Petitioner notes that Evans-Petitioner's housemate-and Brink “were known to be career criminals.” (Pet., ECF No. 1-1, PageID.27.) Moreover, Petitioner claims Evans “suffers from a mental disorder.” (Id.) Petitioner complains that his counsel failed to exploit these facts to impeach the credibility of Evans or Brink.

Neither Brink nor Evans offered testimony that was particularly inculpatory. Petitioner does not explain how challenging the credibility of Evans or Brink would have enhanced Petitioner's defense. No. witness could or did testify regarding what happened in the moments preceding, during, or immediately after the victim's death. Brink and Evans provided testimony regarding events that preceded or followed the criminal acts by hours or days.

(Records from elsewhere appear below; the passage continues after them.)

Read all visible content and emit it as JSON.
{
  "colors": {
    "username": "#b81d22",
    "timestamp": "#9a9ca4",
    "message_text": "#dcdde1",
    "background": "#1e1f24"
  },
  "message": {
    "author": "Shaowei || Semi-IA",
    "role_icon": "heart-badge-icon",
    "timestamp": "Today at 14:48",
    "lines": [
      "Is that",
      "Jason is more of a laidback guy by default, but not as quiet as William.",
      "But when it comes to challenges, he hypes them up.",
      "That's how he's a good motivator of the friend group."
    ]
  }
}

Brink carried on an affair with the victim and discovered her body. (Trial Tr. II, ECF No. 25-1, PageID.2586-2633.) Those facts were undisputed. And those facts also served as the foundation for the defense suggestion that Brink was responsible for her disappearance and murder.

Evans lived with Petitioner for a few weeks prior to the victim's disappearance. (Id., PageID.2658-2716.) Much of his testimony was entirely consistent with the defense theory of the case. The most significant impact of Evans's testimony related to the night Petitioner discovered the victim's purse in Brink's yard. That night, Evans saw someone matching Petitioner's height running through his moonlit backyard wearing the same type of shirt Petitioner had been wearing. Through cross-examination, counsel suggested it might have been Brink or Brink's son.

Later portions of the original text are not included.